Vogelgrippe und humanes Influenza-Virus: Fachmann spricht von pandemischer Gefahr durch Virus-Kombination
Die Vogelgrippe existiert bereits als 'stille Pandemie' in Europa. Ein Fachmann prognostiziert eine neue mögliche Pandemie durch eine Virus-Mischung.
Innsbruck – Günter Weiss, Infektiologe und Direktor der Uni-Klinik für Innere Medizin Innsbruck, äußert Bedenken hinsichtlich einer möglichen neuen Epidemie oder sogar Pandemie in Europa. Er prognostiziert, dass diese durch eine Kombination aus einem „humanen Influenzavirus“ und einem Vogelgrippevirus ausgelöst werden könnte. Auch der Virologe Drosten warnt vor neuer Pandemie durch das Vogelgrippevirus.
Neue Epidemie in Europa durch Vogelgrippe? Infektiologe warnt vor Viren-Kombination
Über das Interview von der Nachrichtenagentur APA berichteten mehrere österreichische Medien. Weiss zufolge könnte die erwartete Kombination aus einem humanen Influenzavirus und einem Vogelgrippevirus „eine neue, schwere Epidemie beziehungsweise ein neues Virus mit pandemischem Potenzial zur Folge haben“. Er betonte jedoch, dass er keine Panik schüren möchte, da eine neue Epidemie oder Pandemie nicht zwangsläufig mit schweren Folgen wie bei der Corona-Pandemie verbunden sein muss. Als Beispiel nannte der renommierte Experte die Schweinegrippe-Pandemie, die „relativ milde“ verlief.

„Aber man muss wissen, was auf uns zukommen könnte, um im Eventualfall dann auch vorbereitet zu sein“, sagte Weiss weiter. Er wies darauf hin, dass das neue Influenza-Virus verschiedene Spezies betreffen könnte, darunter „Vögel, Schweine, Mensch“.
Neue Epidemie durch Virus-Kombination mit Vogelgrippe passiert laut Experten „in absehbarer Zeit“
Die Erfahrung mit dem Coronavirus hat gezeigt, dass Viren sich ständig verändern und an ihre Umgebung anpassen können. So „kann (es) sein, dass ein neues Virus entsteht, das Bestandteile von verschiedenen Influenzaviren verschiedener Tierspezies enthält, für Menschen ansteckend ist und vom Immunsystem nicht erkannt wird“, erläutert der Infektiologe.

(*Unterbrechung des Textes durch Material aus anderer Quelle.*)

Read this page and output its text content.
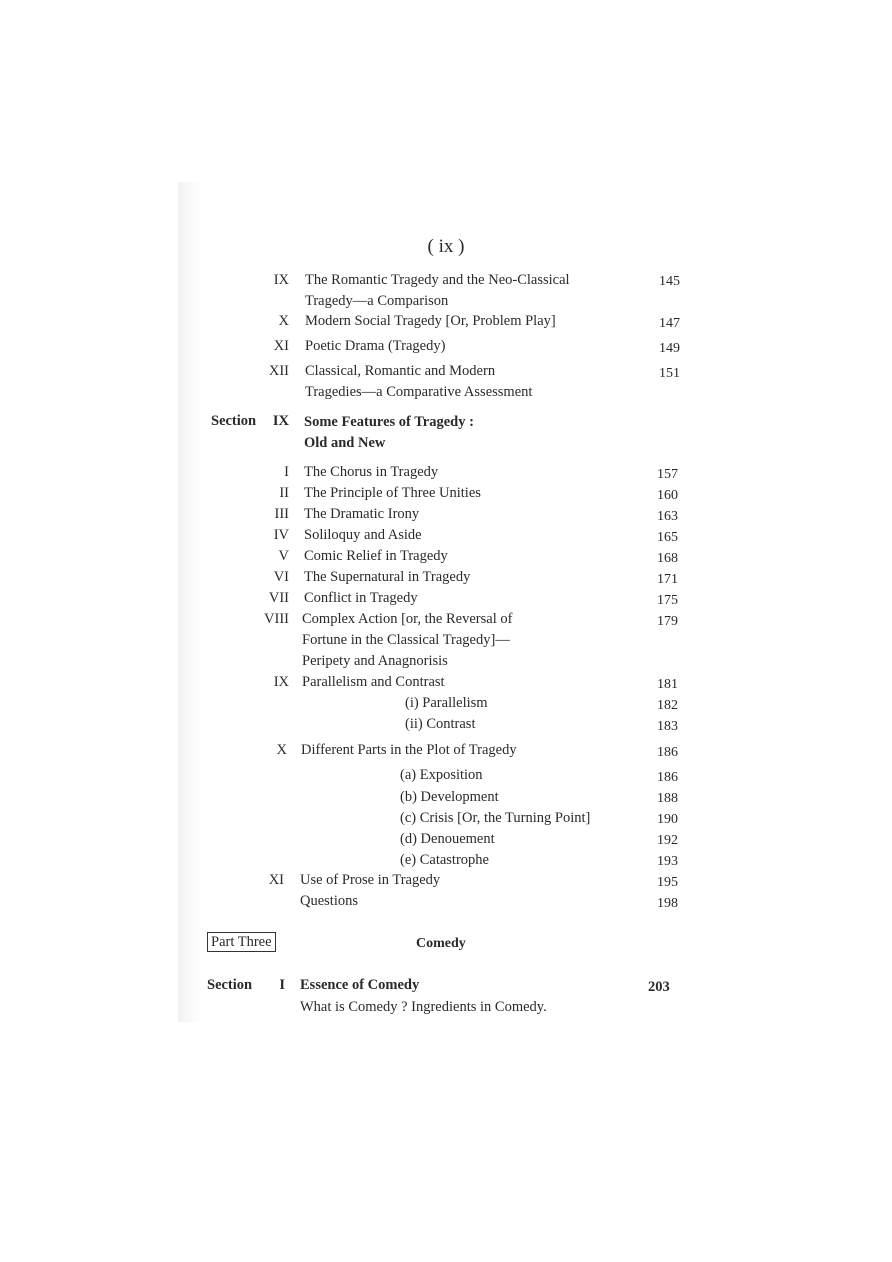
( ix )
IX The Romantic Tragedy and the Neo-Classical
Tragedy—a Comparison
145
X Modern Social Tragedy [Or, Problem Play]	147
XI Poetic Drama (Tragedy)	149
XII Classical, Romantic and Modern
Tragedies—a Comparative Assessment
151
Section	IX Some Features of Tragedy :
Old and New
I The Chorus in Tragedy	157
II The Principle of Three Unities	160
III The Dramatic Irony	163
IV Soliloquy and Aside	165
V Comic Relief in Tragedy	168
VI The Supernatural in Tragedy	171
VII Conflict in Tragedy	175
VIII Complex Action [or, the Reversal of
Fortune in the Classical Tragedy]—
Peripety and Anagnorisis
179
IX Parallelism and Contrast	181
(i) Parallelism	182
(ii) Contrast	183
X Different Parts in the Plot of Tragedy	186
(a) Exposition	186
(b) Development	188
(c) Crisis [Or, the Turning Point]	190
(d) Denouement	192
(e) Catastrophe	193
XI Use of Prose in Tragedy	195
Questions	198
Part Three	Comedy
Section	I Essence of Comedy	203
What is Comedy ? Ingredients in Comedy.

Weiss ist der Ansicht, „dass so etwas in absehbarer Zukunft passieren wird“. In den letzten Jahren hat es vermehrt Fälle gegeben, in denen das Virus zwischen Menschen und Tieren übertragen wurde.
Influenza Vogelgrippe kursiert in Europa und Deutschland bereits seit geraumer Zeit
Eine „Art der Influenza“ ist die Vogelgrippe, die Weiss als „stille Pandemie“ bezeichnet, die vor allem in Europa verbreitet ist und „primär Vögel betrifft.“ Es gab auch „einzelne“ bzw. „ein paar hundert Fälle“ bei Menschen, die durch „engen Kontakt“ mit den Tieren infiziert wurden. Laut der Weltgesundheitsorganisation (WHO) wurden seit 2003 weltweit über 2.600 humane Erkrankungen und 1.100 Todesfälle durch aviäre Influenza registriert. Die Sterblichkeitsrate unter den Betroffenen ist damit hoch.

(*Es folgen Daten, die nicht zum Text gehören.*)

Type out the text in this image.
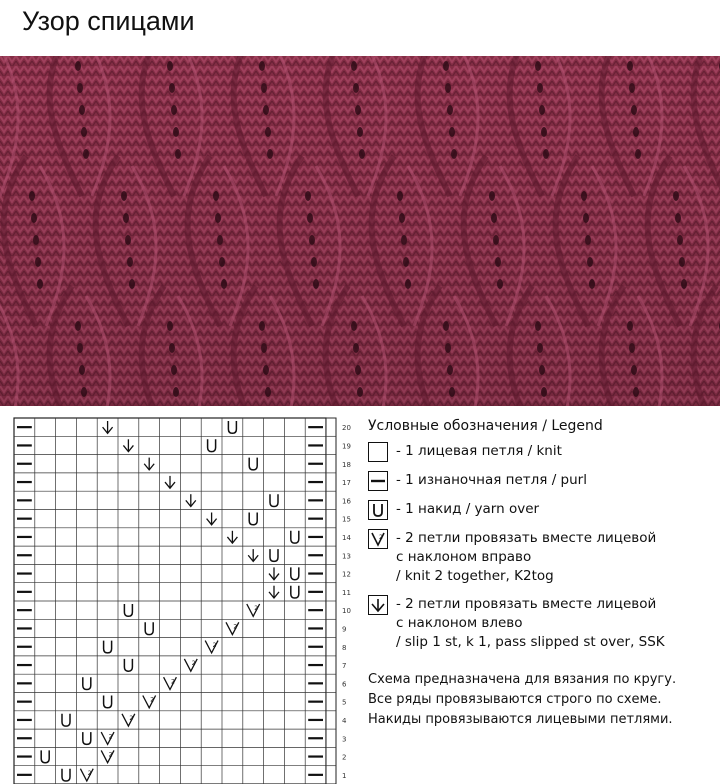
Узор спицами
2
2
2
2
2
2
2
2
2
2
20
19
18
17
16
15
14
13
12
11
10
9
8
7
6
5
4
3
2
1
Условные обозначения / Legend
- 1 лицевая петля / knit
- 1 изнаночная петля / purl
- 1 накид / yarn over
2 - 2 петли провязать вместе лицевой
с наклоном вправо
/ knit 2 together, K2tog
- 2 петли провязать вместе лицевой
с наклоном влево
/ slip 1 st, k 1, pass slipped st over, SSK
Схема предназначена для вязания по кругу.
Все ряды провязываются строго по схеме.
Накиды провязываются лицевыми петлями.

Bisher gab es keine direkte Übertragung von Mensch zu Mensch. Weiss weist jedoch auf vier Fälle in den USA hin, in denen Landwirte durch Kontakt mit infizierten Kühen angesteckt wurden. In einem Bericht im Mai schrieb die Behörde US Centres for Disease Control and Prevention (CDC): „Am 1. April bestätigte das CDC eine Infektion mit dem HPAI A(H5N1)-Virus (Vogelgrippe) bei einer Person, die mit Milchkühen in Texas in Kontakt gekommen war, bei denen eine Infektion mit dem Virus vermutet wurde.“ In den USA erkrankte zuletzt auch ein Mensch an der Vogelgrippe, ohne Kontakt zu infizierten Tieren gehabt zu haben.

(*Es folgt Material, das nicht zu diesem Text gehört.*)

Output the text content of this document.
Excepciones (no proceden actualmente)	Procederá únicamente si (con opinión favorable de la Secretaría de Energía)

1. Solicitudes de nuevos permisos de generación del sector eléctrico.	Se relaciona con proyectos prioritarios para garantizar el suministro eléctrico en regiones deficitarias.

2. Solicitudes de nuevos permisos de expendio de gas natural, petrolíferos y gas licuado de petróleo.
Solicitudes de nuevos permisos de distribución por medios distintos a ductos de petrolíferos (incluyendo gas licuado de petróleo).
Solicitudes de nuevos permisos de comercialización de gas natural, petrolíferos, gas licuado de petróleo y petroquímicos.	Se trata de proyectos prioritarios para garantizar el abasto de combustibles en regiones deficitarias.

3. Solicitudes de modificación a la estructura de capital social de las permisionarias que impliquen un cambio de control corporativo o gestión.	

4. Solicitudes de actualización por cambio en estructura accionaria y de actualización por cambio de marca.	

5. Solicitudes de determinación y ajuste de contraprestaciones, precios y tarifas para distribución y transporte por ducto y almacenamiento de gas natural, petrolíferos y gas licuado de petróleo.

Vogelgrippe-Infektionen über Kühe offenbar die erste Übertragung zwischen Säugetieren
Die CDC vermutete damals, dass dies der erste Fall einer wahrscheinlichen Übertragung des Virus von einem Säugetier auf einen Menschen war. Im Mai wurden weitere Fälle bei Menschen festgestellt, die mit infizierten Milchkühen in Kontakt gekommen waren. Diese waren zwar nicht schwer erkrankt, aber dennoch betroffen. Eine Studie untersuchte daraufhin, inwiefern sich das Vogelgrippe-Virus bereits an den Menschen angepasst hat.
Der CDC zufolge ist es sehr selten, dass sich Säugetiere mit hoch pathogenen Vogelgrippeviren infizieren. Die jüngsten Infektionen wurden bei Seelöwen in Peru und Chile, Seeelefanten in Argentinien und Füchsen in Kanada, Frankreich und anderen Ländern festgestellt. Im Fall der infizierten Farmer in den USA wurden die Infektionen laut Weiss durch direkten Kontakt mit den Kühen und auch mit der Milch übertragen. „Das zeigt das Potenzial, dass sich das Virus verändert“, so Weiss in seinem Fazit im APA-Interview. (nz)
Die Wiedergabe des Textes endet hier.